J’abandonne 

J’abandonne _ Philippe Claudel

Quatrième de couverture : « Nous sommes des hyènes. C’est le surnom que l’on nous donne dans le petit cercle où nous exerçons. Je déteste ce nom. Il me fait mal jours et nuit. Notre tâche consiste à préparer les familles dont un des membres vient de décéder à accepter une demande particulière. Nous leur apprenons sa mort et dans le même temps ou presque nous tentons d’obtenir l’autorisation de prélever sur son corps de multiples organes. 
Dégouté par son travail, la laideur du monde, la violence et l’indifférence de la société, le narrateur, père d’une petite fille de vingt-et-un mois, est au bord de l’effondrement. J’abandonne est le cri de détresse d’un homme qui, pour l’amour de sa fille, doit retrouver la force de vivre.  »

 
Chronique : 

Si vous aimez les histoires drôles, les comédies ensoleillée qui font sourire et rire, passez votre chemin. J’abandonne suit les pensées d’un trentenaire épuisé par la vie, écœuré par le monde qui l’entoure et son travail de hyène. Depuis qu’il a perdu sa femme, morte des suites de l’accouchement de leur fille, il erre dans un monde où tout et tout le monde lui donne la nausée. 

Tout sauf sa petite fille. Un merveilleux bébé de 21 mois qui est la seule à le faire sourire et à lui redonner de l’espoir. Mais cette fille qui ressemble tant à l’être aimé et disparu réveille aussi en lui la violence des souvenirs. Le narrateur veut partir. Mourrir. Laissez là le monde, dans sa laideur et dans les morts qui viennent chaque jour noircir les lignes des journaux et dont le veuf semble porter le poids. 

L’ensemble du livre se déroule en une seule et même journée et se compose en deux parties. L’une est une longue déclaration que ce père fait à sa fille. Le matin en se levant il voulait mourir. Il lui explique tous ces événements qui font qu’il ne supporte plus ce monde, malgré l’amour qu’il lui porte. 
En parallèle de ce discours intérieur, présenté en italique dans le livre, le narrateur se trouve face à une dame à qui il annonce la mort de sa fille, de 17 ans. Il analyse chaque de ses réactions qu’il connaît si bien, puisque c’est son quotidien depuis 10 ans, et attend, avec son imbuvable collègue, le bon moment pour lui demander l’autorisation de faire des prélèvements sur le corps de la défunte. Pourtant, cette fois-ci, rien ne se passera comme d’habitude. Dans les yeux de cette mère éplorée, c’est sa fille qui le regarde, le questionne, et remet en question ses projets de quitter une vie qui lui était devenue insupportable. 

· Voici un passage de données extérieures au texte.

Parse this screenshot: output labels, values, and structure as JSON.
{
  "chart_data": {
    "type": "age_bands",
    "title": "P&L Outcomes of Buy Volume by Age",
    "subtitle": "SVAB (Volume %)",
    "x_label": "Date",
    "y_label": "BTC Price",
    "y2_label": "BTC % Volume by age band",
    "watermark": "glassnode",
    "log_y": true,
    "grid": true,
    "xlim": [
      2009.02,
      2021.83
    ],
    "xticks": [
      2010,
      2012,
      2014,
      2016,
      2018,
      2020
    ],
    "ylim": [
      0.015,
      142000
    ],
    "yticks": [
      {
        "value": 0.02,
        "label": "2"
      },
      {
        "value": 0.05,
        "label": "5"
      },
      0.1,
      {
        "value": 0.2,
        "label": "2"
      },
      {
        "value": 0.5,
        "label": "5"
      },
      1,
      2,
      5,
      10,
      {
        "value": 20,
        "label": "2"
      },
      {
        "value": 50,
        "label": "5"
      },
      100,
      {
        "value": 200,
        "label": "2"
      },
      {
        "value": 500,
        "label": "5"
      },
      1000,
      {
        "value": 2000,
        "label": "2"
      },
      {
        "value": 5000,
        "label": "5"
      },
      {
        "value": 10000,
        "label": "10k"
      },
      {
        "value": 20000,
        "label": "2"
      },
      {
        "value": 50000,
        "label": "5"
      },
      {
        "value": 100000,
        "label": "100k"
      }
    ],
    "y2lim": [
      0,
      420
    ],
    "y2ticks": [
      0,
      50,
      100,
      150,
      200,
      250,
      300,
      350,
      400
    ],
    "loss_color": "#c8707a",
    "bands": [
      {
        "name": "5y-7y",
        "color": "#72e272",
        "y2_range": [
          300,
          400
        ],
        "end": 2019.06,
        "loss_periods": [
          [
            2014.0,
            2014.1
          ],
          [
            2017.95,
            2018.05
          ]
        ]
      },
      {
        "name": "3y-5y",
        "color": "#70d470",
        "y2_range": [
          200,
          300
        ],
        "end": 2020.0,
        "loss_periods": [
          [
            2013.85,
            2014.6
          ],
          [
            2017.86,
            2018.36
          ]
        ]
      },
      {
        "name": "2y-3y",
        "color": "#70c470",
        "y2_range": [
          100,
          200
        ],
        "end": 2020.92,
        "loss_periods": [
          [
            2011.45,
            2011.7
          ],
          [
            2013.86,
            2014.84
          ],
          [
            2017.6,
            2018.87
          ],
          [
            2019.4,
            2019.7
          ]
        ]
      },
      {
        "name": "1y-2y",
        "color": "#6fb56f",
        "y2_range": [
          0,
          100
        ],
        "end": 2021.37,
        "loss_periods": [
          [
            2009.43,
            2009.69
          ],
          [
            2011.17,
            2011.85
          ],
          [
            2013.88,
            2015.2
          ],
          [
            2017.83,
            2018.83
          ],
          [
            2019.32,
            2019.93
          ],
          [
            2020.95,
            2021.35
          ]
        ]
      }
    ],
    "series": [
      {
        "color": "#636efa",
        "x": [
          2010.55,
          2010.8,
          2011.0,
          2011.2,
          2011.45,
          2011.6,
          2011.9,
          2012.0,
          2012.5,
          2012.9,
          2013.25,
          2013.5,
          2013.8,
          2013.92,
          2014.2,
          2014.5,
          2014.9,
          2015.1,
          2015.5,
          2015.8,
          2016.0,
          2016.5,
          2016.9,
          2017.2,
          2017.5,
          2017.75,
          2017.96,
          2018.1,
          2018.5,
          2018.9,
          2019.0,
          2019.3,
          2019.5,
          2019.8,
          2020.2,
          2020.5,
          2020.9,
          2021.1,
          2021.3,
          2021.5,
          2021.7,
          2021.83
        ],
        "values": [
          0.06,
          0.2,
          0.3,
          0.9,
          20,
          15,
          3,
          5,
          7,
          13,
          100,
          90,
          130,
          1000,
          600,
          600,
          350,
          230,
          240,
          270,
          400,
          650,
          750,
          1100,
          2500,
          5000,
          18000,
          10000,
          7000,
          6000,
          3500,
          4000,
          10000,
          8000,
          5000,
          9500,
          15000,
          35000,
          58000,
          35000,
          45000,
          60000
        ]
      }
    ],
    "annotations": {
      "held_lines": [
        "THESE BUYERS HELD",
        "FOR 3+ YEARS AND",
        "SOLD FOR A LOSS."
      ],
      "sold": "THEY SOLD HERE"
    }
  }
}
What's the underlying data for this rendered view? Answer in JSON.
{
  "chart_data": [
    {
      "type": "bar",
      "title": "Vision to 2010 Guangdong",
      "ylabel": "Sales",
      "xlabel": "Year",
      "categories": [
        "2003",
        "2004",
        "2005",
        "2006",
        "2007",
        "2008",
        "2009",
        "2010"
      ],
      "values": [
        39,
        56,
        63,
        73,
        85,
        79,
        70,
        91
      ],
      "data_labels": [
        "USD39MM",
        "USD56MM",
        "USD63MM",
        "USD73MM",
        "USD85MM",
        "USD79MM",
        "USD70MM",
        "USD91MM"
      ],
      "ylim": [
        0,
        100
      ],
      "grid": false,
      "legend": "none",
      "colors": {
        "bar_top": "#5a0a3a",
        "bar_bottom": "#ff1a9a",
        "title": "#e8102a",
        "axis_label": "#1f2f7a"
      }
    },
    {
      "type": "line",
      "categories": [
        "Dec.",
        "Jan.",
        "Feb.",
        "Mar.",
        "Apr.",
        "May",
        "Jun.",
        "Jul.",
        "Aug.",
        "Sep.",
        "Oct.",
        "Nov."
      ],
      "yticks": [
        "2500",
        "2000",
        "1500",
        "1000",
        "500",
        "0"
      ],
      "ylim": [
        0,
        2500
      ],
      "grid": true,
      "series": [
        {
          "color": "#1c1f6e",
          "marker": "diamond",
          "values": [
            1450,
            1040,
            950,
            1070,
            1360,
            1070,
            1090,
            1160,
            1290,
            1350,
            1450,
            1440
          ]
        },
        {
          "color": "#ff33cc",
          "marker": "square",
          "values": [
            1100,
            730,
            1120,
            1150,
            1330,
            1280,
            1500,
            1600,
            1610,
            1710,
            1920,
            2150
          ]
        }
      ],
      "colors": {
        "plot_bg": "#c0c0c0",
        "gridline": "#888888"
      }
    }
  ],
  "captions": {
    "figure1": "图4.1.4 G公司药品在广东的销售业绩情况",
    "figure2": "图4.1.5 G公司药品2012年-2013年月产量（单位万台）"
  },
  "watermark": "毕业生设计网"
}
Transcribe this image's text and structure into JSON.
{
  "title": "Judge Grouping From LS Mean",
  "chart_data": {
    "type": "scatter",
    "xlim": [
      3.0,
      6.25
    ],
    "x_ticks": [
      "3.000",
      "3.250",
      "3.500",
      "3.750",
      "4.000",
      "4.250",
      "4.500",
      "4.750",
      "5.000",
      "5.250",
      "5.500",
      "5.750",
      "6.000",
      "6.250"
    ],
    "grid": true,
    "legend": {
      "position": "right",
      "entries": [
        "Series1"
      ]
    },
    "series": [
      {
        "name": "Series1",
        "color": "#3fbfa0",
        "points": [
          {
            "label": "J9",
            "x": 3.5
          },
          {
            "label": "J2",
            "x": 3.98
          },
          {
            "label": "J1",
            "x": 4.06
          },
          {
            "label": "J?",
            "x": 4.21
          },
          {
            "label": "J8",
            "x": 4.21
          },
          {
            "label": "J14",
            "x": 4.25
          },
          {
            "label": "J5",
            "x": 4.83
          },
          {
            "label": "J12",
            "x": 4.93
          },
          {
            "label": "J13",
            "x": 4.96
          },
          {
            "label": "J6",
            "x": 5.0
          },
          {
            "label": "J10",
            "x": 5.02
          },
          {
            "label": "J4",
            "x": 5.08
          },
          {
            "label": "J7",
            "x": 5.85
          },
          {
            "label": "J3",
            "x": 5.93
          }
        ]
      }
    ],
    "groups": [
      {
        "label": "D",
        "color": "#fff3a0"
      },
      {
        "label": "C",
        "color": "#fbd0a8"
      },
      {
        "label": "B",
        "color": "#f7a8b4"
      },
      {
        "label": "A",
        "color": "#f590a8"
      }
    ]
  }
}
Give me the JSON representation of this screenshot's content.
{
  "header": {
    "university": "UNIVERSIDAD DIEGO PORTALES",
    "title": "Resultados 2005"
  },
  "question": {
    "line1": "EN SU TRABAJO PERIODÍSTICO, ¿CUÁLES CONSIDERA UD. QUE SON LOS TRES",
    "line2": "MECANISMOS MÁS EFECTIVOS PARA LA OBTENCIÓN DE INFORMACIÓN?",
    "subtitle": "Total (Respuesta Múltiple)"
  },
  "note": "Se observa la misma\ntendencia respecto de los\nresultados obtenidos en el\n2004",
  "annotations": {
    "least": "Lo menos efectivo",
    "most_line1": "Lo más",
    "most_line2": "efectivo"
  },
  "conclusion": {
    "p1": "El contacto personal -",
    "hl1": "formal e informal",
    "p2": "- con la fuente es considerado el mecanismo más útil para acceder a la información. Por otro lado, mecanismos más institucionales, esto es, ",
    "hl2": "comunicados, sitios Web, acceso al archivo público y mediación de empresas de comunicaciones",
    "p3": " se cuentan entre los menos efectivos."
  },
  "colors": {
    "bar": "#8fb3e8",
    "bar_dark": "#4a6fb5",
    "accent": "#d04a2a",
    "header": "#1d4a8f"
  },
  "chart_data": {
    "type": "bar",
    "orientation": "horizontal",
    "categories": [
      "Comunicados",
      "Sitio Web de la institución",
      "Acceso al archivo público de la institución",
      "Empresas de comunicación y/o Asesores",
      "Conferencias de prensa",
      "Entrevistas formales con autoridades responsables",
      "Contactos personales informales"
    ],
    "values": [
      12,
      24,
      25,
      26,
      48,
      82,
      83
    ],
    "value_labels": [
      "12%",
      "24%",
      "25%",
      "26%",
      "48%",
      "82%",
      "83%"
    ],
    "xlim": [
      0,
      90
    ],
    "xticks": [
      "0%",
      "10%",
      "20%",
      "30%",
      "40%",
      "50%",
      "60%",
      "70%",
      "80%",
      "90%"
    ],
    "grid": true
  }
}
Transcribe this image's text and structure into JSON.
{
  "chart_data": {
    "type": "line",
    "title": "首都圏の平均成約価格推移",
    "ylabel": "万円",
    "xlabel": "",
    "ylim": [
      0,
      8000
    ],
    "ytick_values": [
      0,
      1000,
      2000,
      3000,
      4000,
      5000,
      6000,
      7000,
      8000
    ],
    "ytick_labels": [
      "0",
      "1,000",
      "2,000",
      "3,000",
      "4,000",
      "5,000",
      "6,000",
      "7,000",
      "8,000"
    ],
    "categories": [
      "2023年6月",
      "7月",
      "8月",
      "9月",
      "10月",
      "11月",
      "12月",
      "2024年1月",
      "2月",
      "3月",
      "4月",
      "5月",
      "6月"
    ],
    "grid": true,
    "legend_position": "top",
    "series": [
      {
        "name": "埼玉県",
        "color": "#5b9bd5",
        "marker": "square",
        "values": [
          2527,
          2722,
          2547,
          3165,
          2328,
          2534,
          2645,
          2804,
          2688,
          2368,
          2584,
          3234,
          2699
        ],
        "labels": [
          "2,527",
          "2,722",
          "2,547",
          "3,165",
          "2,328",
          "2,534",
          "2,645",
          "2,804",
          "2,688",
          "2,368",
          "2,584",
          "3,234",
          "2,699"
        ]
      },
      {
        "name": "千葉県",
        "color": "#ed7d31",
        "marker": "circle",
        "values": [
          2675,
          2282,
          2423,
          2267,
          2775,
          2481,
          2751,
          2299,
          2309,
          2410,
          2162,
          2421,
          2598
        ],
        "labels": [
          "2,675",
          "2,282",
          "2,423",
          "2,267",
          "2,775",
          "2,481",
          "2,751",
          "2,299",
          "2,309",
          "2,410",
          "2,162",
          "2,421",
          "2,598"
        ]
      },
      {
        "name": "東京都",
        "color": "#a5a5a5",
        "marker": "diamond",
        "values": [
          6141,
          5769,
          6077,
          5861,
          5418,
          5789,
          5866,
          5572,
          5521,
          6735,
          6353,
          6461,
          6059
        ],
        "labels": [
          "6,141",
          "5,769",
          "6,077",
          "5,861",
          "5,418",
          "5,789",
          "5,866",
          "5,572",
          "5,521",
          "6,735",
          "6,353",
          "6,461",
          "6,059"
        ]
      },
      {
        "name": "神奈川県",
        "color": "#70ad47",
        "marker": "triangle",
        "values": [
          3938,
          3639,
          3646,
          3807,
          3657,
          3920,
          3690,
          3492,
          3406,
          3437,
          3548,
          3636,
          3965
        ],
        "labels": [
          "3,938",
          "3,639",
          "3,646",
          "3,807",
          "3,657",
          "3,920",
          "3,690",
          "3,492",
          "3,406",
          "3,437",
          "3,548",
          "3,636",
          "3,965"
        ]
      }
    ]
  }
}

L’ensemble est, je trouve, très bien écrit. La lecture peut sembler au premier abord un peu compliquée car on va d’un sujet à un autre. L’auteur parle d’un sujet ancien, puis revient aux événements de la veille avant de repartir des semaines plus tôt… Mais c’est ce qui en fait un récit réaliste. Philippe Claudel a écrit avec la même volatilité que les pensées, qui passent d’un sujet à un autre sans même qu’on s’en rendent compte et puis, par magie, reviennent au sujet qui nous préoccupe principalement. 

Il dépeint une vision horrible de la société, mais l’adoucit dans les petits détails qui maintiennent le narrateur en vie : les petites jambes potelée de sa fille, ses sourires, ses nuits paisibles, ses « mon papa »… Dans la noirceur de ce roman se dessine aussi une belle histoire d’amour. 

Je suis heureuse d’avoir insisté, après le très gros coup de cœur pour La petite fille de Monsieur Linh, Le Paquet qui m’avait vraiment déçue. Voilà une nouvelle lecture de Claudel que je retiendrai positivement et qui me rassure pour les autres à venir ! 

 
— Le plus : un récit vraiment captivant, malgré la noirceur du thème. J’ai surtout apprécié la seconde partie du livre. Quand d’un écœurement total du monde (parfois assez difficile à lire à cause des clichés qui s’enchaînent), le narrateur laisse entrevoir des parcelles d’espoir. 

— Le moins : la seule chose qui m’ai déplu dans cette lecture c’est la tendance à aller trop loin dans les clichés. Le collègue de travail est une brute machiste, un pervers, un ignare. Le pire étant le personnage de la baby-sitter (vraiment insupportable !!).